Zur Mittagszeit durch die Münchner Fußgängerzone? Das ist kein Spaß. Da wird gerannt, gerempelt oder aber zu acht nebeneinander hergeschlendert, dass kein Durchkommen ist. Wenn irgend möglich, meidet der Münchner die Touristenmeile um den Marienplatz oder nutzt streng geheime Schleichwege.

"Wir haben einen guten Kader", sagt Trainer Hitzfeld (hinten) und meint damit sicher auch seinen neuen Stürmer (vorne). (Foto: Foto: AP)

Wer neu ist in der Stadt, ist klar im Nachteil. Wie Miroslav Klose. Mitten durch die Theatinerstraße marschierte er zur Praxis von Bayern-Doc Müller-Wohlfahrt in die Fürstenfelderstraße - und wunderte sich, dass sich ein ansehnliches Menschenknäuel um ihn bildete. Spätestens als er kurz darauf im Hotel Vier Jahreszeiten in der Maximilianstraße seinen Vierjahresvertrag unterschrieb, wusste er, dass ein Teil der sicher sehr anständigen Bezahlung auch als eine Art Schmerzensgeld zu sehen ist.

Dass die Münchner Medienlandschaft eine andere ist als die Bremer, wird dem Nationalstürmer nicht ganz fremd gewesen sein. Und doch schien er beim Trainingsauftakt an der Säbener Straße mittelprächtig geschockt von all dem Rummel. Mehr als tausend Menschen sahen die erste Übungseinheit (Basketball zum Aufwärmen!), mehrere Dutzend Journalisten quetschten sich zur Pressekonferenz in den Mini-Medienraum, und als Klose diesen mit Trainer Hitzfeld betrat, passte sein Gesichtsausdruck so gar nicht zu seinen Worten:

"Absolut positiv" sehe er all das, blickte dabei aber wie ein verschrecktes Reh: bodenwärts, wie immer. "Meine Erwartungshaltung ist sehr hoch. Ich will hier Titel sammeln." Klingt gewaltig, kam aber als kaum verständliches Geflüster an. Gleich am zweiten Spieltag nach Bremen? "Je früher, je besser. Da sind die Emotionen noch da. Das wird gut." Und das Zusammenspiel mit Luca Toni? "Wenn wir gesund bleiben und fit sind, wird es nicht viele geben, die uns aufhalten können."

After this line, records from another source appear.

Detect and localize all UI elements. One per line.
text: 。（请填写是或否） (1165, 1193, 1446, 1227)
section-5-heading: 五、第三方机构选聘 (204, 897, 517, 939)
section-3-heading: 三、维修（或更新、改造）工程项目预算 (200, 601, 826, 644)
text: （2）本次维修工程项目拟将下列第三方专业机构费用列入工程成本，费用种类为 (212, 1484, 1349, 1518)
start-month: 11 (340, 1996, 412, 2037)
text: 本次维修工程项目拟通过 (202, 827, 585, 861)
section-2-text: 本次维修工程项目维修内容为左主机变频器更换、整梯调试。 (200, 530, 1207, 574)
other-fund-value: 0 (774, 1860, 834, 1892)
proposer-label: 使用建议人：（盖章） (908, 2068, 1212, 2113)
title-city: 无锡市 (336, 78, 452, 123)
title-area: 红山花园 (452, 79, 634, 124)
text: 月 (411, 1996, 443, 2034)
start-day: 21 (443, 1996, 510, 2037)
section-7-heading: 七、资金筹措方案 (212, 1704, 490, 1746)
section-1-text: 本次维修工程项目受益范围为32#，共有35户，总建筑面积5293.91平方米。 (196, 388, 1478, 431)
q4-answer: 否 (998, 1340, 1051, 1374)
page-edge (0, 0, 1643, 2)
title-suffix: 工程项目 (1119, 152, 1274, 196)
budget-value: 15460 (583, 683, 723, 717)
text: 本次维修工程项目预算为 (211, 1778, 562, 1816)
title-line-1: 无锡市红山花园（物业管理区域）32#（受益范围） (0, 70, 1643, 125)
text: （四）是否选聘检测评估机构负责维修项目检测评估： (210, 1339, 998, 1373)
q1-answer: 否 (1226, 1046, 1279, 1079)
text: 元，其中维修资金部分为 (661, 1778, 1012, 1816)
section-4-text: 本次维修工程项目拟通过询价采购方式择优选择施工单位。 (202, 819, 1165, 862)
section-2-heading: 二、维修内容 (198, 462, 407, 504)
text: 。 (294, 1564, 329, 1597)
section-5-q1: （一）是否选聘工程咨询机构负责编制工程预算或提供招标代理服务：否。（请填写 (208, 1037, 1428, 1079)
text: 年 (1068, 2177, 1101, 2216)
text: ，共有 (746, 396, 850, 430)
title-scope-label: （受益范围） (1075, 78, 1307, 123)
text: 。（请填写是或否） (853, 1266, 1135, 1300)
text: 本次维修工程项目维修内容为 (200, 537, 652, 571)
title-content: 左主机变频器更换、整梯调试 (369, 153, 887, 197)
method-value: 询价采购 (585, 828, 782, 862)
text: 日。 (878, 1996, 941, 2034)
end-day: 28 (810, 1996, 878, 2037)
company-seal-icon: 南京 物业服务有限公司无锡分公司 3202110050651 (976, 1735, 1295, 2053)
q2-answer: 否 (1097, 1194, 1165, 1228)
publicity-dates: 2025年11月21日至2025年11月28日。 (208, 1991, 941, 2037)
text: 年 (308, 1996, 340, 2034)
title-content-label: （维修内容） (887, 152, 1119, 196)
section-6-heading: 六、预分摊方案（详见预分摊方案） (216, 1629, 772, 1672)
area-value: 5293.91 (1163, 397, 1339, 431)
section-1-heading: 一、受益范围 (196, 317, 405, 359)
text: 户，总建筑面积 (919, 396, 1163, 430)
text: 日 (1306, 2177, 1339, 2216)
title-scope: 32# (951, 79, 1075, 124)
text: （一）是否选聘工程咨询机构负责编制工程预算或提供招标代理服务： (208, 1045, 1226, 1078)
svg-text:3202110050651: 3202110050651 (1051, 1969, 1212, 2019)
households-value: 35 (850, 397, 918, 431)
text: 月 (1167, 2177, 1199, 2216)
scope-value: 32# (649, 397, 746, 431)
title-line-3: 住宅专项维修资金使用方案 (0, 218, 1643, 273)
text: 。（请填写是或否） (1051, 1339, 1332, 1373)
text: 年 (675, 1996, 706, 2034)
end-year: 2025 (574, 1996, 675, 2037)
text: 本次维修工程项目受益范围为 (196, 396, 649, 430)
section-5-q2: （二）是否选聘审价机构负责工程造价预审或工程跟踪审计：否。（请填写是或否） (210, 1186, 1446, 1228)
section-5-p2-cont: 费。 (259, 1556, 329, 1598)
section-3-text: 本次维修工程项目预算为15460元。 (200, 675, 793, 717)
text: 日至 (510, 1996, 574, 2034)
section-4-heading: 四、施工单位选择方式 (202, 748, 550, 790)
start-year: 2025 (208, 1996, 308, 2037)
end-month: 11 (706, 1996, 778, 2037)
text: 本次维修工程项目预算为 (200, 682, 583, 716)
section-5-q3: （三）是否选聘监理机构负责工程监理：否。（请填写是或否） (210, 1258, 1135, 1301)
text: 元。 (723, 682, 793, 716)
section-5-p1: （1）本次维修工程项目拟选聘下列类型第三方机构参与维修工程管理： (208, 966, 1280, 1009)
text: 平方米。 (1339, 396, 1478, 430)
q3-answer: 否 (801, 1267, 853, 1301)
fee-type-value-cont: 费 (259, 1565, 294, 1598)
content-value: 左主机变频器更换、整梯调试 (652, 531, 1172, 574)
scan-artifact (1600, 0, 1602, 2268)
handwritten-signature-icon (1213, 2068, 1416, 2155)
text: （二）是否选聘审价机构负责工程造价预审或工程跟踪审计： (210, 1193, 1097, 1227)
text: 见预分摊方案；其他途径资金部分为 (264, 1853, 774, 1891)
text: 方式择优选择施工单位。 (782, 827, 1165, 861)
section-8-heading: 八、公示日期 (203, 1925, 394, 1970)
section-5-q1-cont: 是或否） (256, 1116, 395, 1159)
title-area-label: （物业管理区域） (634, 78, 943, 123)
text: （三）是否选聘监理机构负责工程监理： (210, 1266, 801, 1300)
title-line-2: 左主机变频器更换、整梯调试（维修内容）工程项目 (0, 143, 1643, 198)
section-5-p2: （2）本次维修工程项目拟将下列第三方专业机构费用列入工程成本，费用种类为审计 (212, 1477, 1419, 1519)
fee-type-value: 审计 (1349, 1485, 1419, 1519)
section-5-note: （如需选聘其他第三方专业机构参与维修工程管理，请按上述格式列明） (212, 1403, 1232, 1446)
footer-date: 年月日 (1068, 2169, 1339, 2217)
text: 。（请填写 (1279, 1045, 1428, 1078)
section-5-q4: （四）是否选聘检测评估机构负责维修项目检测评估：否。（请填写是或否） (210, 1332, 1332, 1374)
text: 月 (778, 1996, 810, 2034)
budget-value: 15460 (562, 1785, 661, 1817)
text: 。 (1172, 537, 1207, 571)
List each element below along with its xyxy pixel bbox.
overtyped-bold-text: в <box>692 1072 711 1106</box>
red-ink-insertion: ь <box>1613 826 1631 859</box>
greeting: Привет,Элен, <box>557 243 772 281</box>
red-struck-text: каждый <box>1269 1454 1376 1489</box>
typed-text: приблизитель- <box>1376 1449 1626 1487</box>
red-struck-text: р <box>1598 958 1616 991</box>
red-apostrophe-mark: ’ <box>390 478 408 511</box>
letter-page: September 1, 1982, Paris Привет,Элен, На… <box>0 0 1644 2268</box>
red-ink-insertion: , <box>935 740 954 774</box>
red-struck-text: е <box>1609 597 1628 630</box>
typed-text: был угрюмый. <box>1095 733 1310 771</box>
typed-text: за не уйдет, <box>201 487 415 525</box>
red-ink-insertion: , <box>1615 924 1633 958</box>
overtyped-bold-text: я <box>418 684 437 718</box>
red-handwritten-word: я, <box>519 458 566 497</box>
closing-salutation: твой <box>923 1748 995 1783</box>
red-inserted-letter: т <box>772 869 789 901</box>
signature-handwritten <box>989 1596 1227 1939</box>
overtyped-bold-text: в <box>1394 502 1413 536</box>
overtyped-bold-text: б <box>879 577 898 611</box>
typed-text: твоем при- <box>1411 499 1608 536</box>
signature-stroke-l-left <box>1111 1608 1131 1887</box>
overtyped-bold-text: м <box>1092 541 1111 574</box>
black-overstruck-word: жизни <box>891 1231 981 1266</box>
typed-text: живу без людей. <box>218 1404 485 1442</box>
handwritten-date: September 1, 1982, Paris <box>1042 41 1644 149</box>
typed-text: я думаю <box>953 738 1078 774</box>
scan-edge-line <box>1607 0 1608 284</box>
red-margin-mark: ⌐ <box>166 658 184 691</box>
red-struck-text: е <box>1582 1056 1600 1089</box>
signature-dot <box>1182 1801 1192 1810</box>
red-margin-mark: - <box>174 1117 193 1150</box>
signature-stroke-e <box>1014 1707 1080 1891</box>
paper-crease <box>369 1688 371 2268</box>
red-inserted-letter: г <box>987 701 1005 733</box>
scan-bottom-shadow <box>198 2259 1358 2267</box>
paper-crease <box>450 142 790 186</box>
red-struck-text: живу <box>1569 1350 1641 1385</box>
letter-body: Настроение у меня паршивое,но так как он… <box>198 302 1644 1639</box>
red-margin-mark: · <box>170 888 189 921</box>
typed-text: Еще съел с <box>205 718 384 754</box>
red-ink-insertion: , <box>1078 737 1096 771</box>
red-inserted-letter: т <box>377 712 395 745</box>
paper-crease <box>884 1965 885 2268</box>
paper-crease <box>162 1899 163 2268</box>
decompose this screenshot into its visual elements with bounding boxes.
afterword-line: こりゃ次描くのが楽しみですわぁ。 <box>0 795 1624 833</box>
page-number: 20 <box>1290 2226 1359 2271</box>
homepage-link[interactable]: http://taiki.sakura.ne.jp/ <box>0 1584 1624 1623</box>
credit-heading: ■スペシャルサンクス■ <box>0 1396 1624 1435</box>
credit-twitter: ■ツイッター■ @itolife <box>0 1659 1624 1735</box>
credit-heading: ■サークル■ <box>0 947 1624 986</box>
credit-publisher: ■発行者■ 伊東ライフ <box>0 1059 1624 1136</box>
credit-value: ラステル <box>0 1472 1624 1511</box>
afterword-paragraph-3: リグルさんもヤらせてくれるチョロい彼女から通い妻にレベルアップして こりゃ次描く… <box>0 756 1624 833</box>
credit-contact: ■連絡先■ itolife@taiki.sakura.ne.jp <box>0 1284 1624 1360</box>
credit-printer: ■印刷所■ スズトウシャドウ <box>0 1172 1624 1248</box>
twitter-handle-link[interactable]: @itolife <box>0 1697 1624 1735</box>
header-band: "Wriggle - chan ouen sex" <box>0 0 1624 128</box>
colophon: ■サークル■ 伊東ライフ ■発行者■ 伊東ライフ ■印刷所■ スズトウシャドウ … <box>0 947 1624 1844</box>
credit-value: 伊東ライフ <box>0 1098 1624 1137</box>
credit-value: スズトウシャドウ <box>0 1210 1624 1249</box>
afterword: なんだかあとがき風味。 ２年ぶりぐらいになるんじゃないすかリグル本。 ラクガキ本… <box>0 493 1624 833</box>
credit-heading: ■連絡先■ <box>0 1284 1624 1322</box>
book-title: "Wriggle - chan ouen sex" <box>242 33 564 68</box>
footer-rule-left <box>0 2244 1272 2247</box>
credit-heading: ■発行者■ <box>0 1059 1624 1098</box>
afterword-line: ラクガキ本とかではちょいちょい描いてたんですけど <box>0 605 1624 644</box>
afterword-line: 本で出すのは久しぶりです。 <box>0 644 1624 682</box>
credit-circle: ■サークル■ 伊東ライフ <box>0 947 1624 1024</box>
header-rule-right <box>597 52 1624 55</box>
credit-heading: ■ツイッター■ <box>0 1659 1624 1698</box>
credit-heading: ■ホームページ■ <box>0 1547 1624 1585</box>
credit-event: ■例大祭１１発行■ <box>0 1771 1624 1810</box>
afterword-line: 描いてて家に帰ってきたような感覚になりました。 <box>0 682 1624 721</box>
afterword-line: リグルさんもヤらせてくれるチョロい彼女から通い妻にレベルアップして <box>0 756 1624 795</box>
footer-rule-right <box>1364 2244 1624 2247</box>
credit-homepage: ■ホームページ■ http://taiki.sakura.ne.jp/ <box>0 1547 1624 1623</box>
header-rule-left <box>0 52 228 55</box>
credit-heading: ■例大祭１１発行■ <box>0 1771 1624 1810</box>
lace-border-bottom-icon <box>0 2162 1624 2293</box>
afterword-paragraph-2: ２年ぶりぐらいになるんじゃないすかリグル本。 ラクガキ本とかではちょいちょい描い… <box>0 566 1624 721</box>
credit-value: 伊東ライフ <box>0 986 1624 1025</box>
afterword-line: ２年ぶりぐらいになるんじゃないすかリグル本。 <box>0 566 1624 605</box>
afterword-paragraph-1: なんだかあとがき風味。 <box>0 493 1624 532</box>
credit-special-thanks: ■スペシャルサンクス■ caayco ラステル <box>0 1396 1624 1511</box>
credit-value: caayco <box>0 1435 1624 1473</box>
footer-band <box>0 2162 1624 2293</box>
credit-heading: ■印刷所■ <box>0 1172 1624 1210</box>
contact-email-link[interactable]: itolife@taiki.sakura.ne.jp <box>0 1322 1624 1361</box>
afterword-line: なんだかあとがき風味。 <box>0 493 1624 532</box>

Davon gehen Hitzfeld und Hoeneß ebenfalls aus, fordern aber vorweg schon mal Zeit und Geduld ein, bis sich das Team gefunden hat. "Wir haben einen guten Kader", sagte Hitzfeld, "und wir wollen auch die beste Mannschaft sein." Die Saisonziele seien beim FC Bayern "ja sowieso immer die gleichen: möglichst viele Titel holen". Zehn Neue muss er integrieren, zählt dabei auch die beiden Jungen Toni Kroos und Mats Hummels neben all den Stars mit.

Schwierig wird das, aber es war wohl schon mal schlimmer: "Bei meiner ersten Trainerstationen 1983/84 beim Sportclub Zug waren es elf neue Spieler. Eigentlich nur sieben, aber der Präsident hat noch vier dazugekauft - und wollte dann auch noch mitreden. Das war mein schwerstes Jahr."

Erstes Tor mit dem Fuß: Miroslav Klose beim FC Bayern. (Foto: Foto: dpa)

So was wird ihm jetzt nicht mehr passieren, aber spannend wird die Saison schon, das muss auch Hitzfeld zugeben: "Es wird sicher eine der interessantesten Saisons meines Lebens." Gemessen daran, dass er noch vor ein paar Monaten als Teilzeitmoderator müßig ging, hat er da sicherlich Recht.

Es wird keine einfache Vorbereitung werden. Viele Spieler sind nach diversen Operationen noch nicht fit. Lucio dürfte bis zum Beginn des Trainingslagers in Donaueschingen am 8. Juli wieder dabei sein, Schweinsteigers Teilnahme ist unsicher, andere fallen definitiv länger aus.

Laut Hitzfeld braucht Ismael noch drei Wochen, Podolski noch vier, Schlaudrauff sechs bis sieben, bei Sagnol wird es gar Ende August werden. Sonderurlaub bis Mittwoch haben derzeit noch die Nationalspieler Ribery, Luca Toni, Ze Roberto sowie die Noch-Bayern Roque Santa Cruz und Wolfsburg-Rückkehrer dos Santos, dessen Rückennummer 19 allerdings schon Jan Schlaudraff übernommen hat. Der Kader wird noch schrumpfen: 27 Spieler sind auch für den FC Bayern zu viel.

Die erste Dienstreise stand schon am ersten Arbeitstag an: Standesgemäß kommt der Testgegner aus Brasilien (Sao Paulo), und was liegt für einen Global Player wie den FC Bayern näher als solch eine Partie in Hongkong auszutragen (Sonntag, 8.30 Uhr, DSF)? Auch dort soll es zur Mittagszeit in der Fußgängerzone ja recht lebhaft zugehen.